Pemerintah Filipina dan kelompok gerilyawan Muslim terbesar di negara itu telah menandatangani pakta perdamaian awal yang menguraikan langkah-langkah untuk mengakhiri konflik di selatan negara yang bermasalah tersebut pada tahun 2016.
Kepala perunding dari kedua belah pihak menandatangani “kerangka kerja perjanjian”, Senin kemarin (15/10) dalam sebuah upacara yang disiarkan televisi nasional di istana kepresidenan Malacanang yang dihadiri oleh Presiden Benigno Aquino, pimpinan Front Pembebasan Islam Moro (MILF) Murad Ebrahim dan Perdana Menteri Malaysia Najib Razak, yang negaranya menjadi broker kesepakatan.
Kerangka perjanjian menyerukan untuk pembentukan daerah otonom baru yang akan disebut Bangsamoro, atau bangsa Muslim, di wilayah selatan Mindanao, pada tahun 2016.
PBB, Amerika Serikat dan negara-negara lainnya telah menyambut peta jalan tersebut, yang dicapai setelah 15 tahun pasang surut perundingan antara MILF dengan pemerintah Filipina.
Namun, kepemimpinan MILF, serta pengamat independen dan pemerintah asing, memperingatkan jalan menuju perdamaian masih penuh dengan hambatan, dan penandatanganan kesepakatan Senin kemarin tidak menjamin diakhirinya konflik.
“Kami merasa terhormat untuk disambut di Manila, tapi saya harus menekankan, hal ini hanyalah awal dari perjalanan perdamaian,” kata wakil Ebrahim untuk urusan politik, Ghazali Jaafar, kepada kantor berita AFP, hari Minggu sebelum terbang ke ibukota negara.

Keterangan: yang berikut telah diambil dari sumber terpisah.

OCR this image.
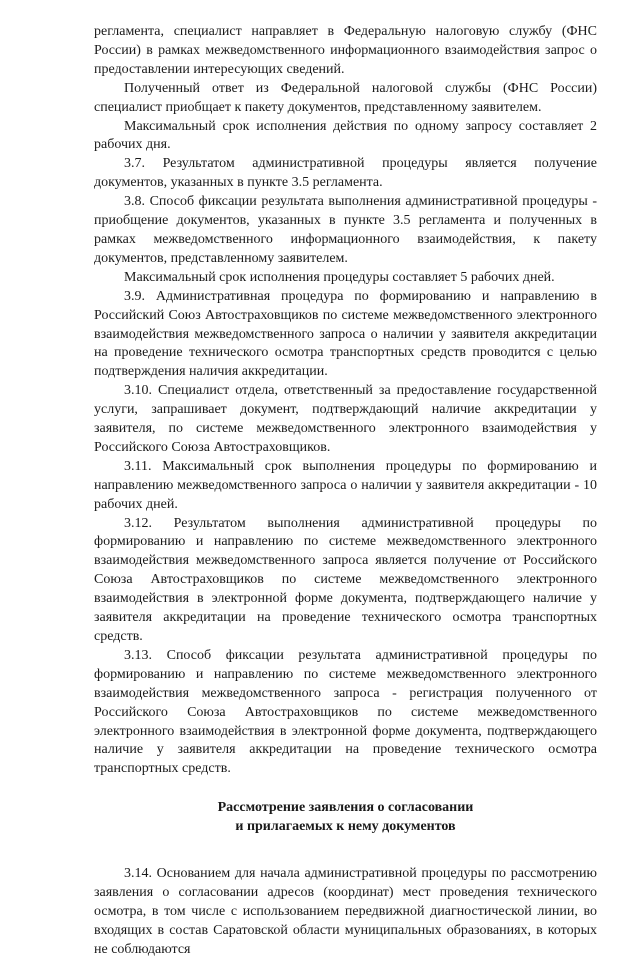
регламента, специалист направляет в Федеральную налоговую службу (ФНС России) в рамках межведомственного информационного взаимодействия запрос о предоставлении интересующих сведений.

Полученный ответ из Федеральной налоговой службы (ФНС России) специалист приобщает к пакету документов, представленному заявителем.

Максимальный срок исполнения действия по одному запросу составляет 2 рабочих дня.

3.7. Результатом административной процедуры является получение документов, указанных в пункте 3.5 регламента.

3.8. Способ фиксации результата выполнения административной процедуры - приобщение документов, указанных в пункте 3.5 регламента и полученных в рамках межведомственного информационного взаимодействия, к пакету документов, представленному заявителем.

Максимальный срок исполнения процедуры составляет 5 рабочих дней.

3.9. Административная процедура по формированию и направлению в Российский Союз Автостраховщиков по системе межведомственного электронного взаимодействия межведомственного запроса о наличии у заявителя аккредитации на проведение технического осмотра транспортных средств проводится с целью подтверждения наличия аккредитации.

3.10. Специалист отдела, ответственный за предоставление государственной услуги, запрашивает документ, подтверждающий наличие аккредитации у заявителя, по системе межведомственного электронного взаимодействия у Российского Союза Автостраховщиков.

3.11. Максимальный срок выполнения процедуры по формированию и направлению межведомственного запроса о наличии у заявителя аккредитации - 10 рабочих дней.

3.12. Результатом выполнения административной процедуры по формированию и направлению по системе межведомственного электронного взаимодействия межведомственного запроса является получение от Российского Союза Автостраховщиков по системе межведомственного электронного взаимодействия в электронной форме документа, подтверждающего наличие у заявителя аккредитации на проведение технического осмотра транспортных средств.

3.13. Способ фиксации результата административной процедуры по формированию и направлению по системе межведомственного электронного взаимодействия межведомственного запроса - регистрация полученного от Российского Союза Автостраховщиков по системе межведомственного электронного взаимодействия в электронной форме документа, подтверждающего наличие у заявителя аккредитации на проведение технического осмотра транспортных средств.

Рассмотрение заявления о согласовании
и прилагаемых к нему документов

3.14. Основанием для начала административной процедуры по рассмотрению заявления о согласовании адресов (координат) мест проведения технического осмотра, в том числе с использованием передвижной диагностической линии, во входящих в состав Саратовской области муниципальных образованиях, в которых не соблюдаются
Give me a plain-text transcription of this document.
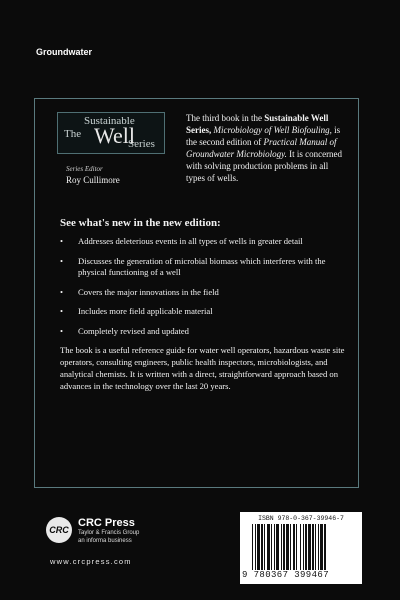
Groundwater
Sustainable
The Well
Series
Series Editor
Roy Cullimore
The third book in the Sustainable Well Series, Microbiology of Well Biofouling, is the second edition of Practical Manual of Groundwater Microbiology. It is concerned with solving production problems in all types of wells.
See what's new in the new edition:
• Addresses deleterious events in all types of wells in greater detail
• Discusses the generation of microbial biomass which interferes with the physical functioning of a well
• Covers the major innovations in the field
• Includes more field applicable material
• Completely revised and updated
The book is a useful reference guide for water well operators, hazardous waste site operators, consulting engineers, public health inspectors, microbiologists, and analytical chemists. It is written with a direct, straightforward approach based on advances in the technology over the last 20 years.
CRC
CRC Press
Taylor & Francis Group
an informa business
www.crcpress.com
ISBN 978-0-367-39946-7
9 780367 399467
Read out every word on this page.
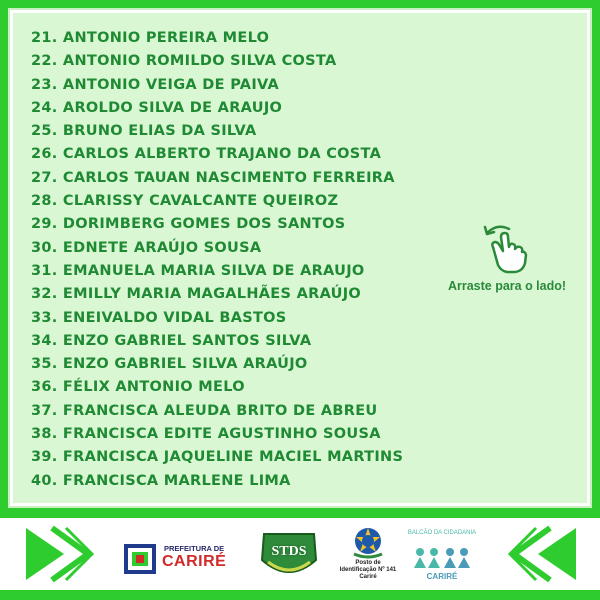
21. ANTONIO PEREIRA MELO
22. ANTONIO ROMILDO SILVA COSTA
23. ANTONIO VEIGA DE PAIVA
24. AROLDO SILVA DE ARAUJO
25. BRUNO ELIAS DA SILVA
26. CARLOS ALBERTO TRAJANO DA COSTA
27. CARLOS TAUAN NASCIMENTO FERREIRA
28. CLARISSY CAVALCANTE QUEIROZ
29. DORIMBERG GOMES DOS SANTOS
30. EDNETE ARAÚJO SOUSA
31. EMANUELA MARIA SILVA DE ARAUJO
32. EMILLY MARIA MAGALHÃES ARAÚJO
33. ENEIVALDO VIDAL BASTOS
34. ENZO GABRIEL SANTOS SILVA
35. ENZO GABRIEL SILVA ARAÚJO
36. FÉLIX ANTONIO MELO
37. FRANCISCA ALEUDA BRITO DE ABREU
38. FRANCISCA EDITE AGUSTINHO SOUSA
39. FRANCISCA JAQUELINE MACIEL MARTINS
40. FRANCISCA MARLENE LIMA
Arraste para o lado!
PREFEITURA DE
CARIRÉ
STDS
Posto de
Identificação Nº 141
Cariré
BALCÃO DA CIDADANIA
CARIRÉ
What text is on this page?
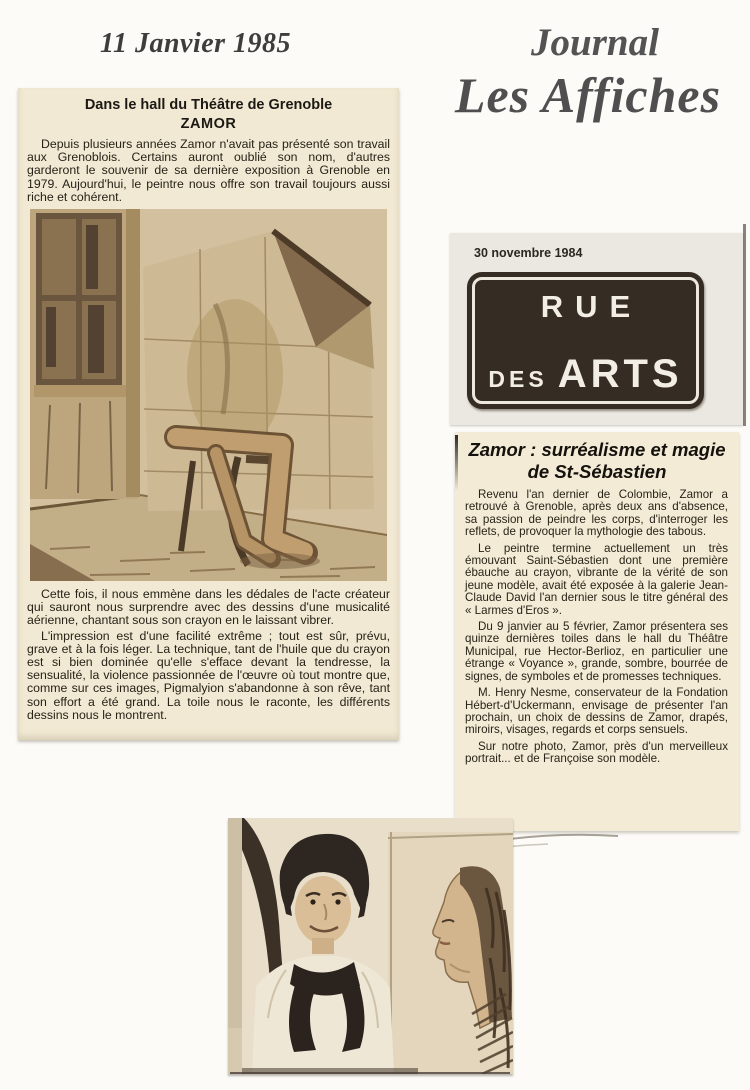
11 Janvier 1985	Journal
Les Affiches
Dans le hall du Théâtre de Grenoble
ZAMOR

Depuis plusieurs années Zamor n'avait pas présenté son travail aux Grenoblois. Certains auront oublié son nom, d'autres garderont le souvenir de sa dernière exposition à Grenoble en 1979. Aujourd'hui, le peintre nous offre son travail toujours aussi riche et cohérent.

Cette fois, il nous emmène dans les dédales de l'acte créateur qui sauront nous surprendre avec des dessins d'une musicalité aérienne, chantant sous son crayon en le laissant vibrer.

L'impression est d'une facilité extrême ; tout est sûr, prévu, grave et à la fois léger. La technique, tant de l'huile que du crayon est si bien dominée qu'elle s'efface devant la tendresse, la sensualité, la violence passionnée de l'œuvre où tout montre que, comme sur ces images, Pigmalyion s'abandonne à son rêve, tant son effort a été grand. La toile nous le raconte, les différents dessins nous le montrent.

30 novembre 1984
RUE
DES ARTS
Zamor : surréalisme et magie
de St-Sébastien

Revenu l'an dernier de Colombie, Zamor a retrouvé à Grenoble, après deux ans d'absence, sa passion de peindre les corps, d'interroger les reflets, de provoquer la mythologie des tabous.

Le peintre termine actuellement un très émouvant Saint-Sébastien dont une première ébauche au crayon, vibrante de la vérité de son jeune modèle, avait été exposée à la galerie Jean-Claude David l'an dernier sous le titre général des « Larmes d'Eros ».

Du 9 janvier au 5 février, Zamor présentera ses quinze dernières toiles dans le hall du Théâtre Municipal, rue Hector-Berlioz, en particulier une étrange « Voyance », grande, sombre, bourrée de signes, de symboles et de promesses techniques.

M. Henry Nesme, conservateur de la Fondation Hébert-d'Uckermann, envisage de présenter l'an prochain, un choix de dessins de Zamor, drapés, miroirs, visages, regards et corps sensuels.

Sur notre photo, Zamor, près d'un merveilleux portrait... et de Françoise son modèle.
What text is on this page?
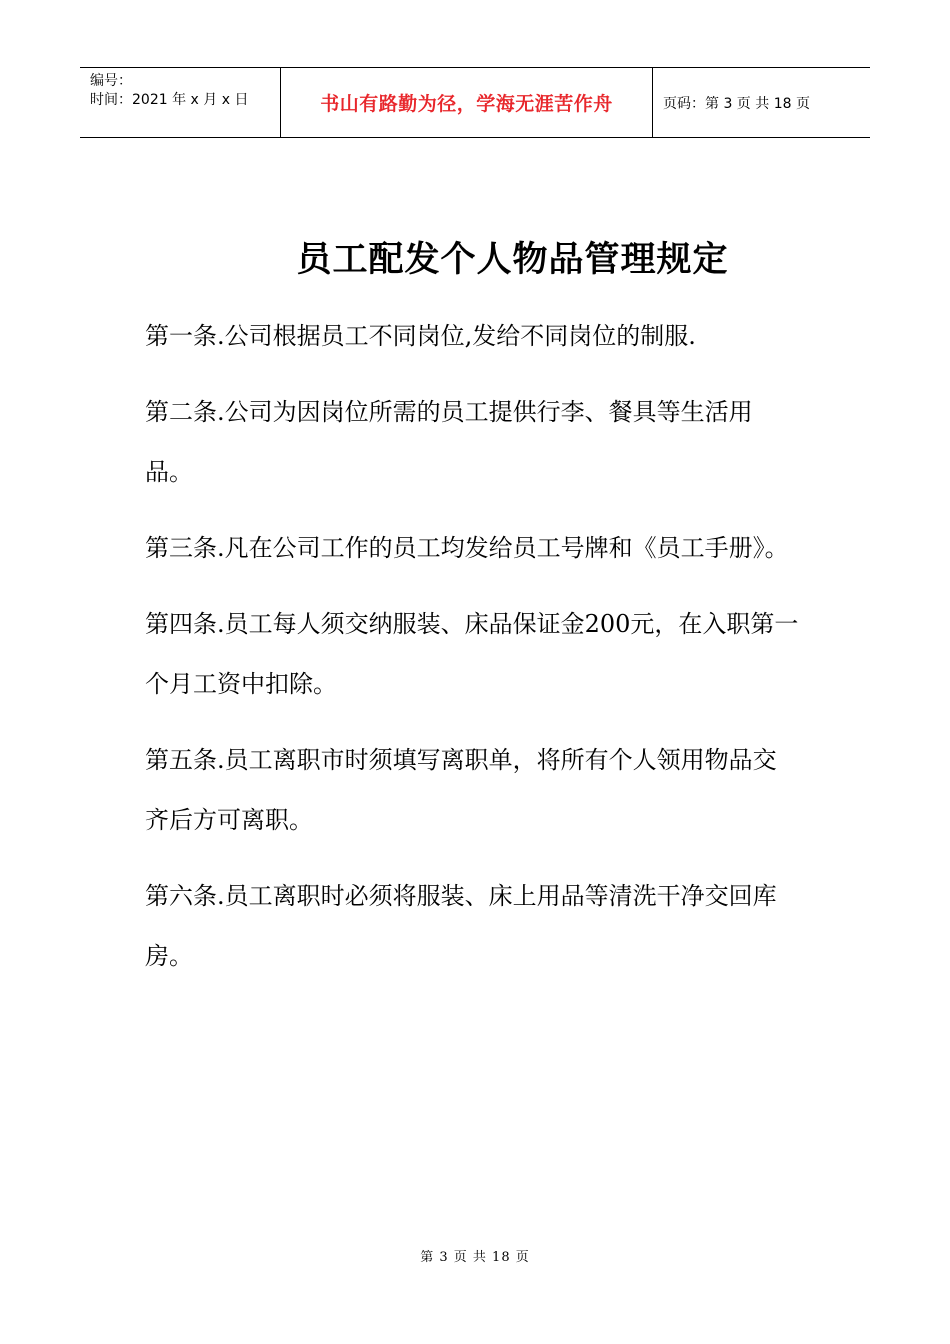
编号：
时间：2021 年 x 月 x 日	书山有路勤为径，学海无涯苦作舟	页码：第 3 页 共 18 页
员工配发个人物品管理规定

第一条.公司根据员工不同岗位,发给不同岗位的制服.

第二条.公司为因岗位所需的员工提供行李、餐具等生活用品。

第三条.凡在公司工作的员工均发给员工号牌和《员工手册》。

第四条.员工每人须交纳服装、床品保证金200元，在入职第一个月工资中扣除。

第五条.员工离职市时须填写离职单，将所有个人领用物品交齐后方可离职。

第六条.员工离职时必须将服装、床上用品等清洗干净交回库房。

第 3 页 共 18 页
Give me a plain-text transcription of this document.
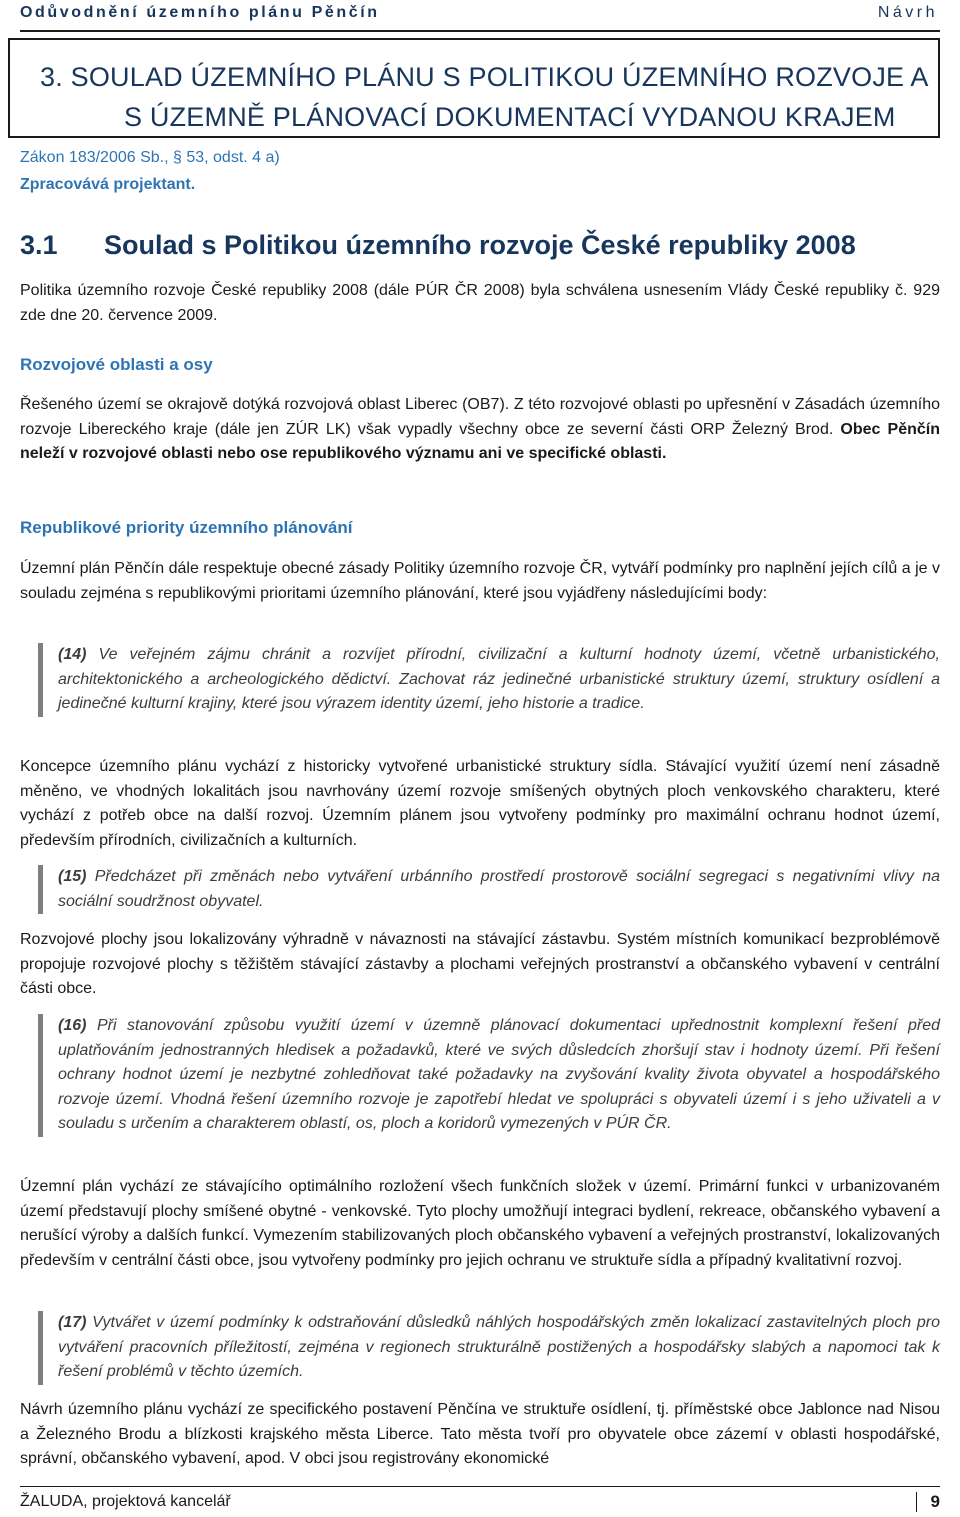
Odůvodnění územního plánu Pěnčín	Návrh
3. SOULAD ÚZEMNÍHO PLÁNU S POLITIKOU ÚZEMNÍHO ROZVOJE A
S ÚZEMNĚ PLÁNOVACÍ DOKUMENTACÍ VYDANOU KRAJEM
Zákon 183/2006 Sb., § 53, odst. 4 a)
Zpracovává projektant.
3.1 Soulad s Politikou územního rozvoje České republiky 2008
Politika územního rozvoje České republiky 2008 (dále PÚR ČR 2008) byla schválena usnesením Vlády České republiky č. 929 zde dne 20. července 2009.
Rozvojové oblasti a osy
Řešeného území se okrajově dotýká rozvojová oblast Liberec (OB7). Z této rozvojové oblasti po upřesnění v Zásadách územního rozvoje Libereckého kraje (dále jen ZÚR LK) však vypadly všechny obce ze severní části ORP Železný Brod. Obec Pěnčín neleží v rozvojové oblasti nebo ose republikového významu ani ve specifické oblasti.
Republikové priority územního plánování
Územní plán Pěnčín dále respektuje obecné zásady Politiky územního rozvoje ČR, vytváří podmínky pro naplnění jejích cílů a je v souladu zejména s republikovými prioritami územního plánování, které jsou vyjádřeny následujícími body:
(14) Ve veřejném zájmu chránit a rozvíjet přírodní, civilizační a kulturní hodnoty území, včetně urbanistického, architektonického a archeologického dědictví. Zachovat ráz jedinečné urbanistické struktury území, struktury osídlení a jedinečné kulturní krajiny, které jsou výrazem identity území, jeho historie a tradice.
Koncepce územního plánu vychází z historicky vytvořené urbanistické struktury sídla. Stávající využití území není zásadně měněno, ve vhodných lokalitách jsou navrhovány území rozvoje smíšených obytných ploch venkovského charakteru, které vychází z potřeb obce na další rozvoj. Územním plánem jsou vytvořeny podmínky pro maximální ochranu hodnot území, především přírodních, civilizačních a kulturních.
(15) Předcházet při změnách nebo vytváření urbánního prostředí prostorově sociální segregaci s negativními vlivy na sociální soudržnost obyvatel.
Rozvojové plochy jsou lokalizovány výhradně v návaznosti na stávající zástavbu. Systém místních komunikací bezproblémově propojuje rozvojové plochy s těžištěm stávající zástavby a plochami veřejných prostranství a občanského vybavení v centrální části obce.
(16) Při stanovování způsobu využití území v územně plánovací dokumentaci upřednostnit komplexní řešení před uplatňováním jednostranných hledisek a požadavků, které ve svých důsledcích zhoršují stav i hodnoty území. Při řešení ochrany hodnot území je nezbytné zohledňovat také požadavky na zvyšování kvality života obyvatel a hospodářského rozvoje území. Vhodná řešení územního rozvoje je zapotřebí hledat ve spolupráci s obyvateli území i s jeho uživateli a v souladu s určením a charakterem oblastí, os, ploch a koridorů vymezených v PÚR ČR.
Územní plán vychází ze stávajícího optimálního rozložení všech funkčních složek v území. Primární funkci v urbanizovaném území představují plochy smíšené obytné - venkovské. Tyto plochy umožňují integraci bydlení, rekreace, občanského vybavení a nerušící výroby a dalších funkcí. Vymezením stabilizovaných ploch občanského vybavení a veřejných prostranství, lokalizovaných především v centrální části obce, jsou vytvořeny podmínky pro jejich ochranu ve struktuře sídla a případný kvalitativní rozvoj.
(17) Vytvářet v území podmínky k odstraňování důsledků náhlých hospodářských změn lokalizací zastavitelných ploch pro vytváření pracovních příležitostí, zejména v regionech strukturálně postižených a hospodářsky slabých a napomoci tak k řešení problémů v těchto územích.
Návrh územního plánu vychází ze specifického postavení Pěnčína ve struktuře osídlení, tj. příměstské obce Jablonce nad Nisou a Železného Brodu a blízkosti krajského města Liberce. Tato města tvoří pro obyvatele obce zázemí v oblasti hospodářské, správní, občanského vybavení, apod. V obci jsou registrovány ekonomické
ŽALUDA, projektová kancelář	9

Kelompok perlawanan Muslim Filipina telah berjuang untuk kemerdekaan penuh atau otonomi sejak 1970-an di Mindanao, yang mereka anggap tanah leluhur mereka sebelum Kristen Spanyol menjajah negara itu di tahun 1500-an.
Diperkirakan 4 hingga 9 juta Muslim sekarang menjadi minoritas di Mindanao setelah bertahun-tahun maraknya imigrasi Katolik, tetapi mereka tetap menjadi mayoritas di beberapa daerah.
Namun Muslim akan menjadi mayoritas di daerah otonom baru yang direncanakan.(fq/aljazeera)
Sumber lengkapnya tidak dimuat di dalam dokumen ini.